Bella, bella Sicilia. I’ve begun to mourn leaving Sicily already. But I do have a tale to tell of today. Let’s see if I can tell it well, as the afternoon wanes, and the sleepless night begins to creep up on me.
God’s ways are mysterious, aren’t they? I would have tortured myself all summer walking up and down the mountain, if the road weren’t blocked by those dogs in the lower village. Blocked by my worst fear, rational or not.
But where there is Scylla, there is Charybdis.* To avoid the devouring monster, one risks getting sucked into the whirlpool. The whirlpool in this case being the loss of my independence, perhaps having to turn tail and fly back to America, if I can’t figure out a way to get home from town on my own. Catching a ride with Giro and his family in the morning is never a problem, but they only stay at the beach for an hour because of the baby, so I say goodbye when we park and disappear.
I was so consumed by the fear that I would fail to secure a vehicle and have to pass the dogs, and that I would ultimately have to leave Sicily, that I couldn’t sleep. Giro came knocking at 8:00 a.m., as promised.

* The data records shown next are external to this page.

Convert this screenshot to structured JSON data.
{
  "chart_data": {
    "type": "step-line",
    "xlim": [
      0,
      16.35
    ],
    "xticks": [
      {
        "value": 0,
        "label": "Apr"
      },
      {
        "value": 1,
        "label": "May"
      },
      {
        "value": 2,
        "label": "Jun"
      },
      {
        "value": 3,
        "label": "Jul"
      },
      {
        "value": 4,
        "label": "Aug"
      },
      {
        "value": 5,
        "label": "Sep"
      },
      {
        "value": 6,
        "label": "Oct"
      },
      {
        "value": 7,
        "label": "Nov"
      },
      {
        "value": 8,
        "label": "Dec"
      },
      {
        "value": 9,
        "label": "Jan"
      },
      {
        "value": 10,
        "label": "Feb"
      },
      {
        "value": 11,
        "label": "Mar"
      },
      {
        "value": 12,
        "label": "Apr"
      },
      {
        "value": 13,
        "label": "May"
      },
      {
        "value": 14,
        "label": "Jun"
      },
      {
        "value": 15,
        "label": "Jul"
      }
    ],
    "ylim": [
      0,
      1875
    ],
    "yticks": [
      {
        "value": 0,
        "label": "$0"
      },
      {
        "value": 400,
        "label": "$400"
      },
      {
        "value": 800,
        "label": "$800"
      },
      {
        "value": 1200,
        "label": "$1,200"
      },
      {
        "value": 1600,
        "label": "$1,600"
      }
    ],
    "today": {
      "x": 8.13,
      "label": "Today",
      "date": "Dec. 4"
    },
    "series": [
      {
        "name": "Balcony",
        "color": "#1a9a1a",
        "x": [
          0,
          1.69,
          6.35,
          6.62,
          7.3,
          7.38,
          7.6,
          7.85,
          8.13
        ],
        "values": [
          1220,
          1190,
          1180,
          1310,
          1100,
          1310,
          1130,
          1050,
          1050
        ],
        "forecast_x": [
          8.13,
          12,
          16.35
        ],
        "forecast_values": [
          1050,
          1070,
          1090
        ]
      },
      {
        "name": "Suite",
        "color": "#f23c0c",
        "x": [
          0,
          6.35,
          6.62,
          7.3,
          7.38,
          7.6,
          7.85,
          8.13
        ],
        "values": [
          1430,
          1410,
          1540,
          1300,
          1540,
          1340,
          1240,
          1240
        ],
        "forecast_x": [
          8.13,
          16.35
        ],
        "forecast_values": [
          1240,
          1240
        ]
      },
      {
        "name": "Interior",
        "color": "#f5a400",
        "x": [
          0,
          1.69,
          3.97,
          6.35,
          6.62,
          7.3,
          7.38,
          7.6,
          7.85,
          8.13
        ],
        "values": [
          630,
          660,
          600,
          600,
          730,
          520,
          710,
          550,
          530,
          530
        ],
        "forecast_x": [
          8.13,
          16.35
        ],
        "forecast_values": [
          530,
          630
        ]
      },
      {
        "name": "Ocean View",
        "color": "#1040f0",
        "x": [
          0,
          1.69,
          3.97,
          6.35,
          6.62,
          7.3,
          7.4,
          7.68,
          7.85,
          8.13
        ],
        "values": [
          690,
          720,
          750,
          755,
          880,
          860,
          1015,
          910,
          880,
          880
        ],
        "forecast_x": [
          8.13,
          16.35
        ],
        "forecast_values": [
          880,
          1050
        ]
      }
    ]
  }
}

In town, I took pleasure in neither figs, nor grapes, nor sun, nor water. I planned to take the 11:22 train to the next town, the cape with its hotels and beach clubs and tourists. Not to enjoy myself, but in the hopes of being able to get a taxi, just to prove that I could.

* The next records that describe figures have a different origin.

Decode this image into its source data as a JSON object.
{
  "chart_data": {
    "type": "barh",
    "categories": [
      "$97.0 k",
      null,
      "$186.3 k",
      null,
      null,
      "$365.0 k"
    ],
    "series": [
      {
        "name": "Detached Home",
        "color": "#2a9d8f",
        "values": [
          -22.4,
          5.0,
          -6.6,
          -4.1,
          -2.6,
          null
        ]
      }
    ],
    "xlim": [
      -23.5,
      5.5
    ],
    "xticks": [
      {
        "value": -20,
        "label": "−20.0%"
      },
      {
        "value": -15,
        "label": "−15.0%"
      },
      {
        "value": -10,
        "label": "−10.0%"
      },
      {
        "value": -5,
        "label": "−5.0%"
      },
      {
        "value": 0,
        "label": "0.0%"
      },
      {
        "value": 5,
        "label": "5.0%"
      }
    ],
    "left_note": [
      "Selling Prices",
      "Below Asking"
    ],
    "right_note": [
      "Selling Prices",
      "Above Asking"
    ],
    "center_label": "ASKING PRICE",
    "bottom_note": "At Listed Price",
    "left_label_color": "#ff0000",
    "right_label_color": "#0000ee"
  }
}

When I arrived, a mere eight minute journey, there were no taxis at the train station. Over and over again, I refreshed the taxi apps, to no avail. Given what was at stake, I had no qualms about entering into the mysterious, masculine realm of the station tabaccheria to buy a pack of Lucky Strikes. What could I do but pick up a few groceries, and walk around in the heat while my bowels churned, while I bled through my underwear and sweat like a pig, smoking to calm my nerves?
Giro texted, asking if I was enjoying the beach.

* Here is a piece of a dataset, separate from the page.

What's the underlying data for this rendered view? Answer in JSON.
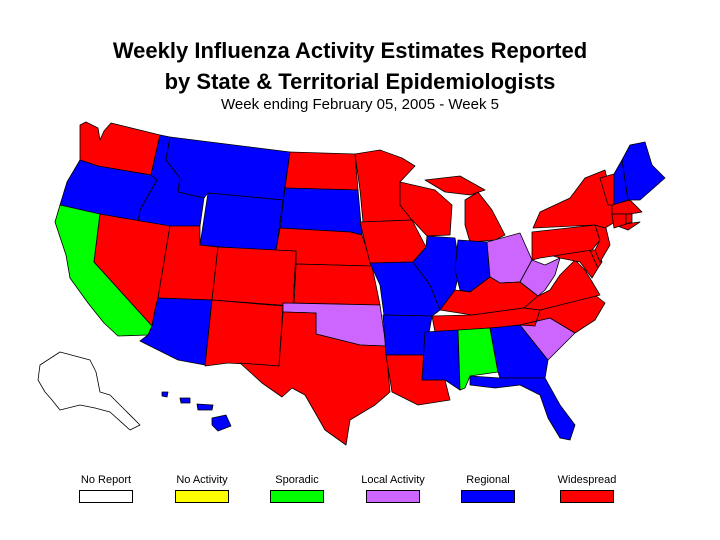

Ultimately, I ended up in a pew below the Jesus mosaic. All the shops were closing for the afternoon. Utterly defeated, I went to the ocean to rinse off. The pebbly shoreline tends to form a ridge, unlike the sandy, tapered shores of the Atlantic. A few steps out and you can let yourself fall in, to float in the warm, velvet water. In the sea, all is right with the world.
My phone was almost dead.
I recalled a younger, more intrepid version of myself, arriving one morning in Jutland with a flip phone, who pretended to be a hotel guest to gain access to a lobby computer, where she could log in to couchsurfing.com to find somewhere to stay that night.
I’m a little old to be pretending, so when I walked into the hotel, I told the truth. A quarter of an hour later, a taxi driver walked in, nodded at me and said, Her?, and off we went.
The drive along the coast from the cape back to my town was spectacularly beautiful, as the sun cuts through the ocean to its depths, dredging up all the shades of blue. I sat in the front seat, and by the end of the drive we were on good terms and quite jocular. He told me to call him directly whenever I need a ride from town, and he’ll give me a discount since there’s no middle man.
Like the first time I made it up the mountain on foot, I walked to my door with an irrepressible smile on my face. I can stay, and set my mourning aside for a little while longer.
*Not far from here at all, in the Straight of Messina.